# Why does my separated husband hate me one day, and my friend the next?



## bluecupcake24 (Aug 17, 2013)

My husband of five years is so mean to me a lot of days, but then for some weird reason he will be really sweet and nice to me for a day. We are separated and getting divorced. we have not filed anything yet, but he is pushing the divorce. anyway. He has been very mean and controlling to me a lot. but the other day, he called me just to check on me and see how i am doing lately with things. and he seemed genuinely concerned. and he was talking to me and we got to laughing a little like we used too. I just don't get how one day he hates me so much and the next he is acting like my friend. possible, he still thinks of me sometimes and has doubts about the divorce. probably not, but i can't help my thoughts sometimes. and i know i can't take him back even if it happened. because he didn't treat me the best. and i keep going back and forth between hating him and loving him as well.


----------



## JustHer (Mar 12, 2013)

My guess is as good as yours. Maybe he doesn't have any friends and misses the conversations too? Since he was so mean and you know you can't go back there, just carry on and don't worry about it.


----------



## SunnyT (Jun 22, 2011)

Stop talking to him. Done is done... just be done. 

We don't have to understand why. We only have to figure out our part of it. If it affects you weirdly, then stop it.


----------



## MyHappyPlace (Aug 11, 2013)

bluecupcake24 said:


> and i keep going back and forth between hating him and loving him as well.


THIS. 
you answered your own question right here.


----------



## Anon Pink (Jan 17, 2013)

The cynic in me thinks the nice guy only shows up because he has reminded himself that an amicable divorce is easier than a nasty hate filled divorce. The nice guy is playing you, the mean guy is the real one.


----------



## bandit.45 (Feb 8, 2012)

Why did the two of you divorce?
_Posted via Mobile Device_


----------



## RandomDude (Dec 18, 2010)

http://www.youtube.com/watch?v=aiEOKqr9Ks8

You're hot then your cold...


----------



## Anon Pink (Jan 17, 2013)

bandit.45 said:


> Why did the two of you divorce?
> _Posted via Mobile Device_


Husband decided he needed to live his own life, with as many other women as he saw fit.


----------



## Mavash. (Jan 26, 2012)

Anon Pink said:


> The cynic in me thinks the nice guy only shows up because he has reminded himself that an amicable divorce is easier than a nasty hate filled divorce. The nice guy is playing you, the mean guy is the real one.
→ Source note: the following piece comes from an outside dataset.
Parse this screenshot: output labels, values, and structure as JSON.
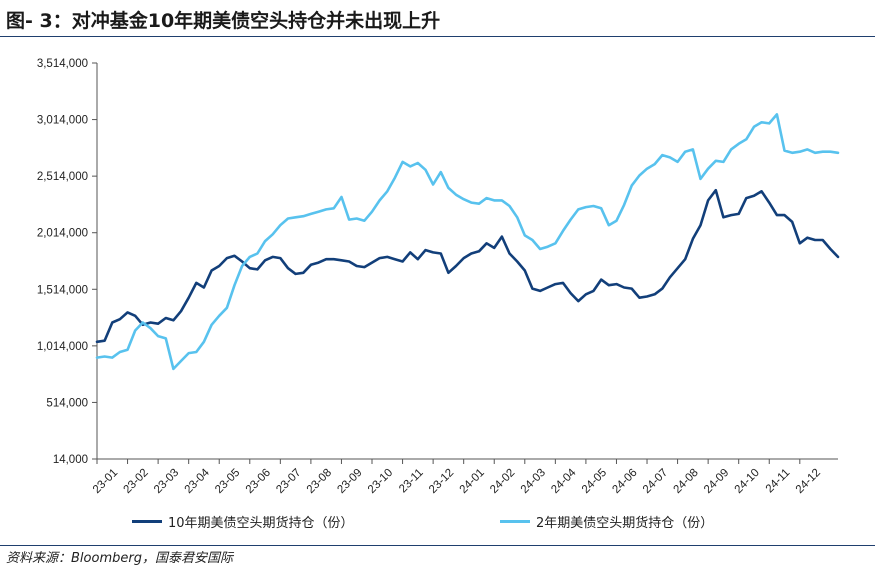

This. He's got a girlfriend and maybe she's coaching him to play nice nice so the divorce will go his way.


----------



## unbelievable (Aug 20, 2010)

Love and hate come from the same place...passion. He can be sweet or mean to you because you're still important to him. You still have some power and influence with him. When you no longer can phase him for good or ill, you'll know he's moved on. The opposite of love is not hate, it's indifference.


----------



## MyHappyPlace (Aug 11, 2013)

unbelievable said:


> Love and hate come from the same place...passion. He can be sweet or mean to you because you're still important to him. You still have some power and influence with him. When you no longer can phase him for good or ill, you'll know he's moved on. The opposite of love is not hate, it's indifference.


Hit that on the head! The day I realized I was totally indifferent to my H and just didn't care either way anymore, I knew we were in BIG trouble! Thankfully, that was 10 months ago and we have recovered. Phew.


----------